La cinquième partie porte sur le genre particulier de la chronique, tel que l'ont pratiqué des auteurs latins de la fin du IV_ siècle, par exemple Jérôme et Sulpice, et d'autres plus tardifs du VIe siècle, comme Marcellin. Yves-Marie DUVAL et Benoit JEANJEAN passent en revue l'œuvre de Jérôme pour bien établir le rôle qu'y joue l'histoire ecclésiastique. On sait que Jérôme a bel et bien eu l'intention d'écrire une histoire de l'Église, qui aurait notamment insisté sur la décadence de l'institution depuis la fin des persécutions (p. 381), mais qu'il s'est contenté, pour ainsi dire, de traduire la Chronique d'Eusèbe de Césarée et de composer sa propre Chronique des « événements marquants pour les années 326 à 378» (p. 409). Il faut dire que B. Jeanjean se penche plus précisément sur la « mutation de la matière historique» à travers l'œuvre hiéronymienne, alors que Yves-Marie Duval aborde la question de manière plus générale, Un texte, aux accents presque polémiques, de Stéphane RAITI sur les sources de la Chronique pour les années 357 à 364 complète l'étude du genre de la chronique chez Jérôme, du moins dans le cadre limité du recueil. Dominique BERTRAND nous propose ensuite une contribution des plus intéressantes sur l'originalité de Sulpice Sévère et de sa Chronique. Il y a en effet, remarque D. Bertrand, une originalité certaine à rédiger une chronique aussi peu eusébienne par sa minceur et son refus de l'interprétation allégorique des événements « selon les théophanies du Verbe préparant l'Incarnation » (p. 458). L'orientation que Sulpice donne à sa Chronique, où les références au Christ se limitent au strict minimum, est on ne peut plus « humanisante, moralisante et psychologisante », à la manière d'un Salluste, le modèle littéraire de Sulpice (p. 466). Le texte de Bertrand LANÇON, « La contribution à l'histoire de l'Église de la Chronique de Marcellin d'llIyricum » clôt cette section intitulée Chronique et Histoire.

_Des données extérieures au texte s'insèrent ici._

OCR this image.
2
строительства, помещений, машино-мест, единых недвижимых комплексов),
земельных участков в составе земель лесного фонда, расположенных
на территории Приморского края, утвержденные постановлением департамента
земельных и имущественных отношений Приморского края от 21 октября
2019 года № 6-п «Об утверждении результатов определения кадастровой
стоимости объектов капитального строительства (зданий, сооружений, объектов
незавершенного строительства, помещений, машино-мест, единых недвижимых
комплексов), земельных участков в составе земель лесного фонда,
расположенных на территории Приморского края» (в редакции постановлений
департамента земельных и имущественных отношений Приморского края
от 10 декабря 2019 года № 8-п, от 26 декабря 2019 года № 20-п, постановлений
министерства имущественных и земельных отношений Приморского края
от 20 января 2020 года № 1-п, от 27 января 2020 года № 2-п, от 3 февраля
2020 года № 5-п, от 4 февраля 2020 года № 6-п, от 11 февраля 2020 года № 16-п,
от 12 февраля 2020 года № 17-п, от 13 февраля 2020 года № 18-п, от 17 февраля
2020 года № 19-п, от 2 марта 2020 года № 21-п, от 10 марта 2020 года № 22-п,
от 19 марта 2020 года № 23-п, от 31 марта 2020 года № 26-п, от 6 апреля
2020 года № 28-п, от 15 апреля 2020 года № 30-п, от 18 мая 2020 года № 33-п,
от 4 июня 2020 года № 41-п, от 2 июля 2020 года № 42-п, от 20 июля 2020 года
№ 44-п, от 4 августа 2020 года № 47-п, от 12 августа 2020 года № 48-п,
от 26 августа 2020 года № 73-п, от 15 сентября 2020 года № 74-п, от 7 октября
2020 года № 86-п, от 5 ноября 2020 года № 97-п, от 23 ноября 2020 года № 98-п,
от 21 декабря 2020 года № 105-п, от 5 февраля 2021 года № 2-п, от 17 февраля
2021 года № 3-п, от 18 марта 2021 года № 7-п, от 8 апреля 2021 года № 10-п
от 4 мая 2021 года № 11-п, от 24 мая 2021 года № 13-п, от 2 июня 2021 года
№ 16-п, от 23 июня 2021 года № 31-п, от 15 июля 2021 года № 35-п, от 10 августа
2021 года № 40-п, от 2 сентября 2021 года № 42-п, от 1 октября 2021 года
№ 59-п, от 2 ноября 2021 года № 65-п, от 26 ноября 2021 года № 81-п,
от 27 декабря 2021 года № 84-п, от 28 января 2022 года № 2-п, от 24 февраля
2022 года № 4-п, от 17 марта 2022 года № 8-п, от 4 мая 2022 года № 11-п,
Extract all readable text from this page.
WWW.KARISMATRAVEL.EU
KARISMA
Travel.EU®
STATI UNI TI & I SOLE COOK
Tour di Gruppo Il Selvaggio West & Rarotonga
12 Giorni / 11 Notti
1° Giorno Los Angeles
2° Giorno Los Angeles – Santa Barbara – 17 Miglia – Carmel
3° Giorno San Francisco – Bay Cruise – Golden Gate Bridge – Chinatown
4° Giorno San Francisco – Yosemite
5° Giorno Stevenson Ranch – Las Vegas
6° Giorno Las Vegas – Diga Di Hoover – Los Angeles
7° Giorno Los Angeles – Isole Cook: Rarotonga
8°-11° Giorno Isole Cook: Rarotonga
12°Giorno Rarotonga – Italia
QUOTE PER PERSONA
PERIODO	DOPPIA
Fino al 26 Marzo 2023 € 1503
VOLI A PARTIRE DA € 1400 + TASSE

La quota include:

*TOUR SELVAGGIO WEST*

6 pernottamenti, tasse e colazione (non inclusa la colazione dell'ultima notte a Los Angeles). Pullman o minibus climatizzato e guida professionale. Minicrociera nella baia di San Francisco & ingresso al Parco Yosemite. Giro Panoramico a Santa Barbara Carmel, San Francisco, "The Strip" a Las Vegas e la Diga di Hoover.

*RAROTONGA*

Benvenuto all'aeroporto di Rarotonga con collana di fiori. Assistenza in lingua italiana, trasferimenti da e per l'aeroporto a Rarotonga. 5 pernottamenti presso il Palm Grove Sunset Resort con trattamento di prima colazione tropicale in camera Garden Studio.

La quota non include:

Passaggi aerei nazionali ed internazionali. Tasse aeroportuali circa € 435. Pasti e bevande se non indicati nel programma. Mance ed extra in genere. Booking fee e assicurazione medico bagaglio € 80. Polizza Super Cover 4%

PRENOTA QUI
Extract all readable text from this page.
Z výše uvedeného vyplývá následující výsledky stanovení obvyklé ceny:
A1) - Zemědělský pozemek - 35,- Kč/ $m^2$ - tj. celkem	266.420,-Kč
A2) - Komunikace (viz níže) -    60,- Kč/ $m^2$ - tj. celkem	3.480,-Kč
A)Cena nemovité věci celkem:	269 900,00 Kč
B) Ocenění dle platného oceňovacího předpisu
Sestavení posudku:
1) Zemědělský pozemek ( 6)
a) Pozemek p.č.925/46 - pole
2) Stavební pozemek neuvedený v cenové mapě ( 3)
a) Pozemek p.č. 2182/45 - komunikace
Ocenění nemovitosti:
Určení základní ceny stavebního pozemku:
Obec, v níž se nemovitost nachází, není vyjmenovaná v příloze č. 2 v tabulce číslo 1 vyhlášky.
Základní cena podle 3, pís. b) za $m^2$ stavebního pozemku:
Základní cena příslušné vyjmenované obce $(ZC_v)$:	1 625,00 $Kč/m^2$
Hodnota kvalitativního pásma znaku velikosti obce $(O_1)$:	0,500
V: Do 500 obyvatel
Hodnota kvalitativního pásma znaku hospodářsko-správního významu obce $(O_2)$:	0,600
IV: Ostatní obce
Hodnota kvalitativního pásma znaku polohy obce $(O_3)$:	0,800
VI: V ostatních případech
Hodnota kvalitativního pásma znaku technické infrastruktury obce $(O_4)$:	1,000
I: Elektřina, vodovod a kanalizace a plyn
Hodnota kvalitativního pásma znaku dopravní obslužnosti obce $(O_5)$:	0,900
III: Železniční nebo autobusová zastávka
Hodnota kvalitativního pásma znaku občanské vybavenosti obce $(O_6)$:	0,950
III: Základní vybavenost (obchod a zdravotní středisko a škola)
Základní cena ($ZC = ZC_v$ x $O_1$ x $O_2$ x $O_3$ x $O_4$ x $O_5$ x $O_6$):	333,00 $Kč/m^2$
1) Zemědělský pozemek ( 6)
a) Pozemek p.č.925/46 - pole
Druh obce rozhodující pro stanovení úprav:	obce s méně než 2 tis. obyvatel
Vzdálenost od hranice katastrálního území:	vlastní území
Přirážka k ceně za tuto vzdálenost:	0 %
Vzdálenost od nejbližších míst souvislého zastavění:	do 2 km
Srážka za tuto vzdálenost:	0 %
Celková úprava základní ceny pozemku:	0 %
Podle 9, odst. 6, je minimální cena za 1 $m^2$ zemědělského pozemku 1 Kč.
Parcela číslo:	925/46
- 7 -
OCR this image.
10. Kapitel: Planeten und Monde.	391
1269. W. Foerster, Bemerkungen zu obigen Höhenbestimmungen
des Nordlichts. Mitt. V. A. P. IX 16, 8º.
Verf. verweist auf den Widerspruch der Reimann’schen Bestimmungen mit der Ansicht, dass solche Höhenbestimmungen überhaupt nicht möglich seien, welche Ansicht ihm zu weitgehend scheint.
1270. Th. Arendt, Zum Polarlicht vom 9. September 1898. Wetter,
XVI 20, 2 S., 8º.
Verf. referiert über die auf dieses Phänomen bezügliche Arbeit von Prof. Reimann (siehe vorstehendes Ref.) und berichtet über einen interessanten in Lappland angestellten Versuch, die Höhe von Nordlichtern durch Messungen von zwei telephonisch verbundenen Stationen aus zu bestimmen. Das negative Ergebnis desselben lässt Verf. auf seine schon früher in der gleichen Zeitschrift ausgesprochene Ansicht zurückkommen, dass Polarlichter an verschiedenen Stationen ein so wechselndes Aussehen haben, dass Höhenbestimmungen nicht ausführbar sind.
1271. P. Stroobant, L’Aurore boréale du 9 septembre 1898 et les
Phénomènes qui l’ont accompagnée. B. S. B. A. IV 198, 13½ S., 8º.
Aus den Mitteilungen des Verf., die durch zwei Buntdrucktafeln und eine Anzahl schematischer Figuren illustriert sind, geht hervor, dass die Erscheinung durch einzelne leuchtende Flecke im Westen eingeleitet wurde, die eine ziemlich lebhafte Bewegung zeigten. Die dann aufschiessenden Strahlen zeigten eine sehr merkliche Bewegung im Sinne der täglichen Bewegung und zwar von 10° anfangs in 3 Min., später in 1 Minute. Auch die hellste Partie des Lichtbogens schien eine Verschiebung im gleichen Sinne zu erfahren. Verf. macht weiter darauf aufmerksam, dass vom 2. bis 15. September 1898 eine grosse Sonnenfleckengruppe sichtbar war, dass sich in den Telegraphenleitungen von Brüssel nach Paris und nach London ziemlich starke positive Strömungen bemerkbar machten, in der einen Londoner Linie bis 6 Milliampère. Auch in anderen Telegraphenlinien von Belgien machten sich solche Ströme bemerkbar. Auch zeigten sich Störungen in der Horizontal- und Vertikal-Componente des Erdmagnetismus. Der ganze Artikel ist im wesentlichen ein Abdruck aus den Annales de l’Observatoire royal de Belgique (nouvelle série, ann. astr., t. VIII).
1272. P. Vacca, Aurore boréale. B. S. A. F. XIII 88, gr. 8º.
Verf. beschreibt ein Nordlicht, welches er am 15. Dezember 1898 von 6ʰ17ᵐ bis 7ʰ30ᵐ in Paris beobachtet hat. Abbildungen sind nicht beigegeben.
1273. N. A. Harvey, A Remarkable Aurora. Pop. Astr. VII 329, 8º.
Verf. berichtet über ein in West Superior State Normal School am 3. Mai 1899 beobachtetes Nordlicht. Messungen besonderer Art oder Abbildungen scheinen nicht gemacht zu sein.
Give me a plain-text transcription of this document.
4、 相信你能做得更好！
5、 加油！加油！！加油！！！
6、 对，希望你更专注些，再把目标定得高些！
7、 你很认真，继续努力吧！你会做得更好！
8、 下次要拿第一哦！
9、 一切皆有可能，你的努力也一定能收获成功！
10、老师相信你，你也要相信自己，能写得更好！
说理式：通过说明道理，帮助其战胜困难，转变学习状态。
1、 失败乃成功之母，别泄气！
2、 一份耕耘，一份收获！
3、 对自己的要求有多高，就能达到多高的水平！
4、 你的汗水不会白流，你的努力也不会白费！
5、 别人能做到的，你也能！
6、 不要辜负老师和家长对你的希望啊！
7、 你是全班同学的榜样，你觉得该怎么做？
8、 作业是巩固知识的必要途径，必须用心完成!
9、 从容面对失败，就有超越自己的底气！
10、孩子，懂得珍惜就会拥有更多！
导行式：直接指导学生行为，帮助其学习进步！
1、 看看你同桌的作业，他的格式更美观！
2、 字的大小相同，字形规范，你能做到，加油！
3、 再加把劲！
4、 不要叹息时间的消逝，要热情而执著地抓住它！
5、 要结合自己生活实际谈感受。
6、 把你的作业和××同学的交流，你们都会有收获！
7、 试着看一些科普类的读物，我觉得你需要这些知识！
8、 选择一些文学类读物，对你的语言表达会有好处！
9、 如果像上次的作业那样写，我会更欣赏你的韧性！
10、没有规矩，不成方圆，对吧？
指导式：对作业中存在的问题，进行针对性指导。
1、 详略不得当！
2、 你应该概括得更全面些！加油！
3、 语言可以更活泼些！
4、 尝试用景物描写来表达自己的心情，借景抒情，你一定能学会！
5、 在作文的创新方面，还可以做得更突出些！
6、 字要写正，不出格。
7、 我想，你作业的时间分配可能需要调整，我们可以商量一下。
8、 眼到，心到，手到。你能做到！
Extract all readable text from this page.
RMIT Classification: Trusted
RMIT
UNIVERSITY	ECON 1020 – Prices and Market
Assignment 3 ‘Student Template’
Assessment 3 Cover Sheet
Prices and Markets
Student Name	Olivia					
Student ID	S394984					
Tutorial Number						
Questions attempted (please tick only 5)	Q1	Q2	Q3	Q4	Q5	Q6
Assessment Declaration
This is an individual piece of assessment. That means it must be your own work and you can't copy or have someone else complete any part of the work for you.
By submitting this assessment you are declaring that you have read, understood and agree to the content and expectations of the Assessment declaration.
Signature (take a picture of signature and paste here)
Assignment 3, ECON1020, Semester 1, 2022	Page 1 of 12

Les auteurs de la sixième partie du recueil - nettement plus brève que les précédentes retracent les emplois parfois subtils de l'historiographie chez des auteurs qui ne manifestent, à prime abord, qu'une préoccupation secondaire de l'Histoire. Marie-Ange CALVET-SÉBASTI démontre habilement comment Grégoire de Nazianze, en écrivant sa propre histoire, procure tout de même des « documents de valeur » aux historiens (p. 496). Emmanuel SOLER, pour sa part, nous montre un Jean Chrysostome qui émaille ses homélies de références à l'histoire de l'Église d'Antioche au IVe siècle pour mieux établir l'autorité et la légitimité de l'Église chrétienne sur Antioche « face à ses ennemis de l'extérieur: les Grecs et les Juifs» (p. 509). Alain LE BOULLUEC, finalement, fait voir avec quel doigté l'empereur Justinien sait jouer de l'historiographie (recours aux archives, critique de l'authenticité) pour fonder ses conceptions théologiques et juridiques (p. 529).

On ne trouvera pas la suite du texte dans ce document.